The bait is an obviously too good to be true offer. The scam rarely starts with a direct threat. Instead, it begins with an irresistible offer. Scammers are flooding WhatsApp and social media with fake websites that mimic official branding.

These sites target current consumer needs, such as starlink special data: Offers of 15GB for under US$1 or unlimited monthly data for $4, instant Kashagi loans Promises of loans up to US$5,000 with automatic approval for everyone

and EcoCash promotions of Fake giveaways claiming to be powered by Econet.
To the untrained eye, these websites look legitimate, often featuring the familiar official logos. But the moment a user clicks, they are entering a digital trap.
Unlike a traditional payment where you enter your PIN on your own phone’s pop-up menu, these fraudulent sites ask you to type sensitive information directly into the browser:

1. Your Mobile Number
2. Your EcoCash PIN
3. The One-Time Password (OTP) sent to your phone
This is the critical moment of failure. When you enter these details on a website, you aren’t paying for a service, you are giving a criminal the credentials to log into your account from their own device. The OTP is the final safeguard, it’s the code EcoCash sends to verify that the person logging in actually holds the physical SIM card. By sharing it, you effectively hand the thief your digital keys.
Econet’s standard advice “Never share your PIN” is becoming less effective because the lines between secure and scam have blurred.

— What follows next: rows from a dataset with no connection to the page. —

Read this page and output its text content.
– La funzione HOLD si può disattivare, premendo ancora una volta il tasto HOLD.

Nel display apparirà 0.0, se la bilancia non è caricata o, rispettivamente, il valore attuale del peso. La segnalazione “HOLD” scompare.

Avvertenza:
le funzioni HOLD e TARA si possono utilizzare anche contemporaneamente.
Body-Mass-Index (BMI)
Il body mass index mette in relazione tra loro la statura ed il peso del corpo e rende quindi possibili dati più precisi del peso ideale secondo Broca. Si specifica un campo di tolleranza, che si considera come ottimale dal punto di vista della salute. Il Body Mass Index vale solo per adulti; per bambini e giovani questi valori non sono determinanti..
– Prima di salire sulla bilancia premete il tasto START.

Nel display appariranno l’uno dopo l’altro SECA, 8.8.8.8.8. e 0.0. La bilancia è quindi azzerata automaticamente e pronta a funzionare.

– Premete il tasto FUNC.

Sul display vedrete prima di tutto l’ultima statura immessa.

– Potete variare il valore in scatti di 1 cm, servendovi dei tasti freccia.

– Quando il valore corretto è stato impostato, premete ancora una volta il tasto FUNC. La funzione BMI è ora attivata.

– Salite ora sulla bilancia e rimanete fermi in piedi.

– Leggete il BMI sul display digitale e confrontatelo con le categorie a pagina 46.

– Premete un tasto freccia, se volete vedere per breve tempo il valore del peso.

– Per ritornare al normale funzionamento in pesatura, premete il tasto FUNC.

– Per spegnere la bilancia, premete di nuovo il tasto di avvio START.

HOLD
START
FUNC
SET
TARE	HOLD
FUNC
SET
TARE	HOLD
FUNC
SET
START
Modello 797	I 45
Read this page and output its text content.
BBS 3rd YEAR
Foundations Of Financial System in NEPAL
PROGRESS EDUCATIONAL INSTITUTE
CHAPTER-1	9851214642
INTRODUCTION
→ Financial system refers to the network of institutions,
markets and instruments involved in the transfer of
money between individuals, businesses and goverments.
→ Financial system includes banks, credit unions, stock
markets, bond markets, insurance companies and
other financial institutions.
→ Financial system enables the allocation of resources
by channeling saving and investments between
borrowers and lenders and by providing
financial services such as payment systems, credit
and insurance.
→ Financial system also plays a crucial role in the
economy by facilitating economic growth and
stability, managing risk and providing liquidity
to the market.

Many users are accustomed to entering their PIN at supermarkets or when buying ZESA tokens. To a user who doesn’t understand how URLs work, typing a PIN into a website feels no different than typing it into a merchant’s terminal.
There are two golden rules to protect your hard-earned money and these two are non-negotiable rules:
- EcoCash NEVER asks for a PIN on a website: If you see a web address (anything ending in .com, .net, or .co.zw) asking for your PIN, it is a scam
- OTPs are for LOGGING IN, not BUYING. You should never need an OTP to pay for bread, data, or electricity. If a payment screen asks for an OTP, someone is trying to hijack your account.
While EcoCash is working to blacklist malicious links, the ultimate defense is skepticism because in which world will 15GB worth of data in Zimbabwe cost $4.
If a deal looks too good to be true, it almost certainly is. Before entering your details anywhere, stop and ask a trusted friend or contact EcoCash directly. In an era of human hacking, your caution is your only true firewall.